Banking Commerce and Insurance

Insurance company salary disclosure bill amended, debate stalls

A bill dealing with salary disclosure of insurance company executives was amended to include several additional bills before stalling during general file debate April 7.

LB799, as introduced by Holdrege Sen. Tom Carlson, would repeal a requirement that every insurance company holding a certificate of authority to transact insurance business in Nebraska must annually file the salaries and compensation of its officers with the state director of insurance.

A pending Banking, Commerce and Insurance Committee amendment would retain the filing requirement regarding insurance company officer salaries but would require that such information be maintained as confidential and not disclosed to anyone outside the state Department of Insurance except as agreed to by the insurance company or as ordered by a court.

The bill was amended to include provisions of three additional bills.
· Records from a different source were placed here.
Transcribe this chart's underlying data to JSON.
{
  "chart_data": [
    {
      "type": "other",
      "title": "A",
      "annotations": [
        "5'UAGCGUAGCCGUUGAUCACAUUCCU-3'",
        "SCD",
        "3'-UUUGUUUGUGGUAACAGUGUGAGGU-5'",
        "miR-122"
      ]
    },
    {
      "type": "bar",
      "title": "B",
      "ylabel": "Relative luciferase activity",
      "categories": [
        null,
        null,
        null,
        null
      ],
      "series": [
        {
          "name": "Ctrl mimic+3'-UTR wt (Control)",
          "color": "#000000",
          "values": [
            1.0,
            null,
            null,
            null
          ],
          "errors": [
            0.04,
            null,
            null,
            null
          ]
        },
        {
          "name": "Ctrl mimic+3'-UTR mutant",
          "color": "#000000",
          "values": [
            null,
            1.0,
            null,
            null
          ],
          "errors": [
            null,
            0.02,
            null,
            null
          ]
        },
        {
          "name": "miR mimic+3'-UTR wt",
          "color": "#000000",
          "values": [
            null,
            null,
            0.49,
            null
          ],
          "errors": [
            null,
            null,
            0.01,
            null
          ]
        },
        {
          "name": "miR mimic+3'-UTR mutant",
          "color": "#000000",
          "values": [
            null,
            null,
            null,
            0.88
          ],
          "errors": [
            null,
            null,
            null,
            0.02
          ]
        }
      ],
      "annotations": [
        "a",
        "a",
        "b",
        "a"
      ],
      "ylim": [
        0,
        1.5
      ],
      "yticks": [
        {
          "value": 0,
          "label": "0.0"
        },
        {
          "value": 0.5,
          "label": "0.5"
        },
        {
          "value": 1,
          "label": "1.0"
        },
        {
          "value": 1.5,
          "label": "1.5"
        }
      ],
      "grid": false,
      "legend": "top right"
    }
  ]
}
Lincoln Sen. Colby Coash brought an amendment, adopted 36-1, which incorporated provisions of LB505. A carryover measure that he introduced last session, the bill would require insurance coverage for applied behavior analysis and other autism spectrum disorder treatments.

The measure would require that insurance plans in Nebraska provide coverage for autism screening, diagnosis and treatment provided by a board-certified behavior analyst or licensed psychologist. Disease-specific and self-funded employee plans would be exempt from the bill’s provisions.

Required annual coverage amounts would be a maximum of $25 hours per week until the insured person is 21 years old. An insurer would have the right to request a review of an individual’s treatment every six months.

The measure would not apply to qualified health plans in individual and small group markets sold through and outside the state’s health insurance exchange that are required to include essential health benefits under the federal Affordable Care Act.

Coash said the amendment would provide needed services to approximately 900 children in Nebraska, adding that 34 other states already require coverage for autism spectrum disorders. Those states have seen an average per member, per month premium increase of 15 cents, he said.

“We are not going into uncharted territory,” Coash said. “We are not the canary in the coal mine that’s going to figure out how this is going to work.”

Omaha Sen. Jeremy Nordquist brought an amendment, adopted 37-0, which incorporated provisions of his LB883. The amendment would repeal the Dec. 31, 2015 termination date for a requirement that individual and group health policies, certificates and contracts and self-funded employee benefit plans—to the extent not preempted by federal law—provide coverage for orally administered anticancer medication on a basis no less favorable than intravenously administered or injected anticancer medications.

Nordquist said the sunset date on a parity requirement for intravenous and oral chemotherapy treatments, passed in 2012, was put in place to ensure that the requirement would not have an adverse impact on premiums and should be removed.

Sen. Danielle Conrad of Lincoln offered an amendment, adopted 34-0, which would adopt a pilot program based on her LB397 introduced last session. The amendment would require the state Department of Health and Human Services to establish a two-year program to provide amino-acid based elemental formulas for the diagnosis and treatment of food allergies, food protein induced enterocolitis syndrome, eosinophilic disorders and short-bowel syndrome.

The program would provide funding when an ordering physician has issued a written order stating that amino-based elemental formula is necessary for the treatment of a disease or disorder. A $250,000 appropriation would fund the pilot program, which would provide up to 50 percent of out-of-pocket costs for treatment, not to exceed $12,000 per child in a 12-month period.

Conrad said that although rare, severe food allergies and related disorders require expensive formula that is not covered by all private insurance companies. She said the amendment represents a compromise that would provide short-term relief to families rather than a mandate for insurance coverage of treatment.

“This proposal will help to provide some assistance to families in need,” Conrad said.

Omaha Sen. Ernie Chambers offered an amendment that would have stripped the original provisions of LB799 from the bill. No public benefit would be served by removing the requirement for insurance companies to report executive salaries, Chambers said, adding that his opposition did not extend to the other bills amended into the proposal.

“We don’t need this [underlying bill],” he said. “Keep those amendments; this vehicle has served its purpose.”

Carlson opposed the amendment, saying it is unfair for the state to require executive salary disclosure from insurance companies.

“I think this was a reasonable request because no other private companies have to divulge those figures,” he said.

The amendment failed on a 17-23 vote.

Two additional proposed amendments were ruled not germane to the underlying bill. A motion offered by Chambers to recommit LB799 to the Banking, Commerce and Insurance Committee was pending when the Legislature adjourned for the day.